Cross evidently wanted to offer a pen with a name that has some built-in attraction. Not the same pen.

 

This is not unique to Cross. The Aurora 88, designed by Nizzoli, was a very salable pen for Aurora, a hooded-nib pen offered at a time when the Parker 51 was a market leader. When Aurora began selling a pen called the 88 many years later, it was not anything like a hooded-nib pen designed by Nizzoli. It was called the 88, but it was a different pen, with an open nib.

 

What annoys me most about this re-release is that Aurora's advertising, at least in English, says that the pen is "virtually identical" to the original.

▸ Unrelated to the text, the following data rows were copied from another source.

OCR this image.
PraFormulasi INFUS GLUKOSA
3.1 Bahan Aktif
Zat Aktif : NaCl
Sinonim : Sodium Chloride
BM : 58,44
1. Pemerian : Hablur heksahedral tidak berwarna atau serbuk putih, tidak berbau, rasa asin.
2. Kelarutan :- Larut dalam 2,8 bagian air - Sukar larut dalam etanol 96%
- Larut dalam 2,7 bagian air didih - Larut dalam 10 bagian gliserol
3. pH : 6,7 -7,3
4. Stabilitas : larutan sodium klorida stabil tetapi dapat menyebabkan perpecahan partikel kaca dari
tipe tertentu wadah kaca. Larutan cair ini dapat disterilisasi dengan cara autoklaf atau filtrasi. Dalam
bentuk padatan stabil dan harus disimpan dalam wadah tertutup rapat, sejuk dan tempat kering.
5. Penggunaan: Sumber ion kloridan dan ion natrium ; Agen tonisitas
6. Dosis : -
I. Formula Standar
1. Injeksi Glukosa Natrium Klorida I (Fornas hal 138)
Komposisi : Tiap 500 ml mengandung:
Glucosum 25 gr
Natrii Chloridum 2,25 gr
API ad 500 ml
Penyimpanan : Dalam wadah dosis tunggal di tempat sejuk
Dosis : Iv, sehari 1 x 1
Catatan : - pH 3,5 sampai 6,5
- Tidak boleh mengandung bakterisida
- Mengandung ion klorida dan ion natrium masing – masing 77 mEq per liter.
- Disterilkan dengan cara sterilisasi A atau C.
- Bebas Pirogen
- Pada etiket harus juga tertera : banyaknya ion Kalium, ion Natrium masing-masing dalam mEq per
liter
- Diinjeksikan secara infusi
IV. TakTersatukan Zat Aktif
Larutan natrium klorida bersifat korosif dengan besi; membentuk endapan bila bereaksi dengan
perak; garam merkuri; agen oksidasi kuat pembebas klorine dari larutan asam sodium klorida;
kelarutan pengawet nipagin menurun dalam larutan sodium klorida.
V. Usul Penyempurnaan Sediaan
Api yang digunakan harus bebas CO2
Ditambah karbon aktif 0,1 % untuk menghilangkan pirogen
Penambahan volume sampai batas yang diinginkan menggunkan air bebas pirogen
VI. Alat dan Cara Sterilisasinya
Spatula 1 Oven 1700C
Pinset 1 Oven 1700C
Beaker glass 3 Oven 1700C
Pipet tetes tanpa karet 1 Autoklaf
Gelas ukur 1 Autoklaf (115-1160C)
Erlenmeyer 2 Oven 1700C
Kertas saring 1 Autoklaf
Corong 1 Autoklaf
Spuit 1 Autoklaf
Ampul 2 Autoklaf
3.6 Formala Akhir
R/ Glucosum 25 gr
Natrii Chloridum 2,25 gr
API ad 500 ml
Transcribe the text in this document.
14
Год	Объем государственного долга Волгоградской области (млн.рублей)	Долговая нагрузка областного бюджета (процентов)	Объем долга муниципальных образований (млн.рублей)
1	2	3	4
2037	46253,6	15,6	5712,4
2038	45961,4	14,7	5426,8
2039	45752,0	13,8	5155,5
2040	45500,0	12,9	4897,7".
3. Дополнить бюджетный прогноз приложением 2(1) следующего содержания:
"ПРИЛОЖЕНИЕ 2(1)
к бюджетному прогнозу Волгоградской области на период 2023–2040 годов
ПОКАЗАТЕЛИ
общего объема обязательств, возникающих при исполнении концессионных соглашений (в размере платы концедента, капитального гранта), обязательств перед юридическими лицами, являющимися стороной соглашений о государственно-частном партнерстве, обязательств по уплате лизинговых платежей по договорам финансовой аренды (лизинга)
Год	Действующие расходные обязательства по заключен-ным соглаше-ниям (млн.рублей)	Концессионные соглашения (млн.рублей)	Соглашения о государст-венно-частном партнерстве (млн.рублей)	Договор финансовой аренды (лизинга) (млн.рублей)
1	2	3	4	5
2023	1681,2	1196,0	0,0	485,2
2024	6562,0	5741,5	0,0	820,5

It is not. It is diametrically opposed to the original. No hooded nib, no Nizzoli design, not an 88 except in the advertising mind. (I own one of the newer 88s with the open nib. It writes pleasantly. No sane human being would suggest that this pen is better than the Parker 51, as quite a few people believe of the original 88.)

 

Syd Saperstein is presumably a nice man and not malicious, but when he revived the Eversharp Skyline as a c/c pen he did the same thing. I used to write with the other kind, so I'd be the last to buy a c/c version out of a sense of nostalgia. Others disagree.

 

One can easily multiply examples. What Parker now calls a Duofold fountain pen bears no functional resemblance to the pen it sold so successfully during the 1920s. The model name seems to be worth money to Parker. Manufacturing the pen itself, no.

 

Revive the model name, not the pen, is the principle here. It is easy to understand.

Same happens with cars, and there few seem to complain.....

 

D.ick

~

KEEP SAFE, WEAR A MASK, KEEP A DISTANCE.

Freedom exists by virtue of self limitation.